The Box-Cox transformation is a power transform that reduces skewness and stabilises variance under the assumption that all observations are strictly positive. When that condition is violated, consider shifting the data or switching to the Yeo-Johnson transformation.
Definition #
For an observation (x > 0) and power parameter (\lambda), the Box-Cox transform (T_\lambda(x)) is
$$ T_\lambda(x) = \begin{cases} \dfrac{x^\lambda - 1}{\lambda}, & \lambda \ne 0,\\ \log x, & \lambda = 0. \end{cases} $$
- (\lambda = 1) leaves the values unchanged, while (\lambda = 0) corresponds to the natural logarithm.
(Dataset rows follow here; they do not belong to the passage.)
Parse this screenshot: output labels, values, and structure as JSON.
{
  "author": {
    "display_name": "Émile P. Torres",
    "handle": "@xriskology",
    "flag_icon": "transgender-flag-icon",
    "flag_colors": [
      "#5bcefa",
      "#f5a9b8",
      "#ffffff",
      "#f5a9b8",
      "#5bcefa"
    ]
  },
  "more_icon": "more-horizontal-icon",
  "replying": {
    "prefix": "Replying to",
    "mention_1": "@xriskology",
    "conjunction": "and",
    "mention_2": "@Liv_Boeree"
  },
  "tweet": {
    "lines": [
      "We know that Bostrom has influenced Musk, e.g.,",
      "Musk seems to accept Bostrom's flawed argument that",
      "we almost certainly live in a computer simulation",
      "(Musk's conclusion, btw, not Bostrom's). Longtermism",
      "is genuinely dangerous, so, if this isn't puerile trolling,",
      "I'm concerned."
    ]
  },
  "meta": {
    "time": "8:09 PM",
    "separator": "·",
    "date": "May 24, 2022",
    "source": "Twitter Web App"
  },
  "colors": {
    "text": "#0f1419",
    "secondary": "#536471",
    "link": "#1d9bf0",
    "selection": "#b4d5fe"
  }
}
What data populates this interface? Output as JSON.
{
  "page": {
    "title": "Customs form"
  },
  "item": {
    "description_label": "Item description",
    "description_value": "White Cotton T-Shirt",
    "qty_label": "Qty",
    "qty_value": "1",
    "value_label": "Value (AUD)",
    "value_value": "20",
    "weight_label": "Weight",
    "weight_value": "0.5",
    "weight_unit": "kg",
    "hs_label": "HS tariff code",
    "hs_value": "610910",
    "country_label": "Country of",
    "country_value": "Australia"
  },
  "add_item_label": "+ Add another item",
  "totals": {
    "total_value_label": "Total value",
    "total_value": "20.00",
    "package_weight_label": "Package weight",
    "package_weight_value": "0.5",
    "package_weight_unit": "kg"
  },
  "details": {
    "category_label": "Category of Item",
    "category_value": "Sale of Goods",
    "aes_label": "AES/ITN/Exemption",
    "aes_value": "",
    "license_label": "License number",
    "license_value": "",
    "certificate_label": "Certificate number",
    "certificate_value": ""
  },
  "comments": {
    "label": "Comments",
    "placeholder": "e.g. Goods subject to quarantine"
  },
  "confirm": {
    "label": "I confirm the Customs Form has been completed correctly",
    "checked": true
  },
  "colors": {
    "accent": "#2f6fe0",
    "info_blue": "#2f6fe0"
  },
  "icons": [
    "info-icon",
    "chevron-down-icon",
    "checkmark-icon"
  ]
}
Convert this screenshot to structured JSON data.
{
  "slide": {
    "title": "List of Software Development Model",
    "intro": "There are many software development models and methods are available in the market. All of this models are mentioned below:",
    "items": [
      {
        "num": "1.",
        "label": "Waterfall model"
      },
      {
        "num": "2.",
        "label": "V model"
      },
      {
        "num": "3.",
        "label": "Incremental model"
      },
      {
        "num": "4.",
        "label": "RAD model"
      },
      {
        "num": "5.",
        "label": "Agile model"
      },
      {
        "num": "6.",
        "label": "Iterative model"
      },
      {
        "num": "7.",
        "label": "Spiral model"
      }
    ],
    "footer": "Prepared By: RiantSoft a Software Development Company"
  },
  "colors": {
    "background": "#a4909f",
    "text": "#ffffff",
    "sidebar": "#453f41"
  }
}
- The inverse transform is implemented as
scipy.special.inv_boxcox. - Maximum-likelihood estimation of (\lambda) is available via
scipy.stats.boxcox_normmax.
Because the expression involves (x^\lambda) and (\log x), all inputs must be strictly positive; add a small constant if necessary.
Worked example #
import numpy as np
import matplotlib.pyplot as plt
rng = np.random.default_rng(42)
x = rng.lognormal(mean=1.5, sigma=0.6, size=1_000)
plt.figure(figsize=(6, 4))
plt.hist(x, bins=30, color="steelblue")
plt.title("Original distribution (positive but skewed)")
plt.show()

from scipy.stats import boxcox, boxcox_normmax
lmbda = boxcox_normmax(x) # maximum-likelihood estimate of lambda
print(f"Estimated lambda: {lmbda:.3f}")
x_trans = boxcox(x, lmbda=lmbda)
plt.figure(figsize=(6, 4))
plt.hist(x_trans, bins=30, color="seagreen")
plt.title("After Box-Cox transformation")
plt.show()

The transformed data are far closer to symmetric, making downstream linear models and distance-based algorithms easier to fit.
Practical tips #
- Fit (\lambda) on the training split only and reuse it for validation/test data to avoid leakage.
- Apply the inverse transform to predictions when you need to report results on the original scale.
- Combine Box-Cox with scaling (
StandardScaler) if the model expects zero-mean unit-variance inputs. - If the feature contains zeros or negatives, shift it by a constant or move to Yeo-Johnson, which is designed for signed data.